The breakthrough came when she implemented the so-called compiler feedback loop. A compiler is software that converts code written by humans into instructions that a computer can execute. If your code is wrong, the compiler will tell you in precise and technical detail. She captured these error messages and provided direct feedback to GPT-5, requesting that they fix the specific issues identified and try again. Up to 20 times per problem.
“We thought we would see maybe a 10% increase,” said Lee, who designed and ran the experiment. “I was surprised that I was able to get to 96% by doing something seemingly simple, just keep recompiling and keep trying.”
Beyond code: why this changes everything
What Lee and Krishnamachari have built is essentially a way to unlock capabilities that have always existed but were never accessible. By designing the right kind of structured feedback, they discovered how to get much more out of their AI models than they could get from training data alone.
Krishnamachari envisions this approach being applied far outside the world of software and niche programming languages. “Imagine trying to get an AI to build a 3D model of a building,” he said. “There is something that provides feedback. This model is not structurally safe, the materials are not properly distributed, and it costs too much to build. Whatever it is, it just provides feedback with every iteration that the AI generates. What we learned from this project is that as long as we can figure out how to provide that kind of clear and correct feedback, we have the potential to significantly improve the quality of the AI output.”
He also sees applications in mathematical reasoning and legal logic, any domain with rules that are clear enough to generate objective feedback. “If you ask an AI agent to prove a theorem, it should be fairly easy to say this is wrong and here’s why, and have it investigate again.”
This research could have meaningful implications for endangered and resource-poor human languages.
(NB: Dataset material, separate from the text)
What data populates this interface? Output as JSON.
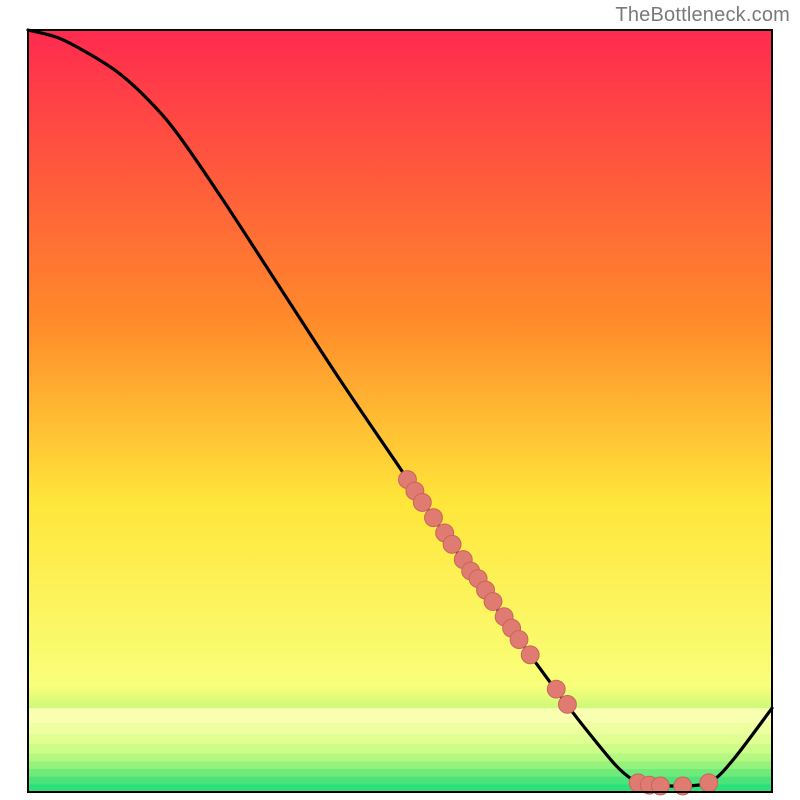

Former PhD student of Krishnamachari Jared Coleman works on the Owens Valley Paiute.is a Native American language with very limited written data, and is exploring whether AI can assist in translation with minimal training, reflecting the same core challenge that Lee addressed with Idris.
Once you solve one problem, solve one more.
Lee is already thinking about what’s next. Current systems essentially brute force solutions, trying and failing until something works, but what is learned from problem to problem is not retained. She wants her models to get smarter with each problem, rather than starting from scratch each time.
For Krishnamachari, the bigger picture is what AI will look like. “Part of the craziness of all this is having AI tools do tasks that we can’t do ourselves,” he said. “We’re building tools that are, in some ways, more powerful than we are.” He’s not worried about that. It excites him. He believes that AI will enable us to implement ideas that previously seemed out of reach, freeing us from drudgery and putting the responsibility of coming up with good ideas back where they belong.
After all, it all started with two people in an office Googling and wondering what would happen if they tried something a little crazy.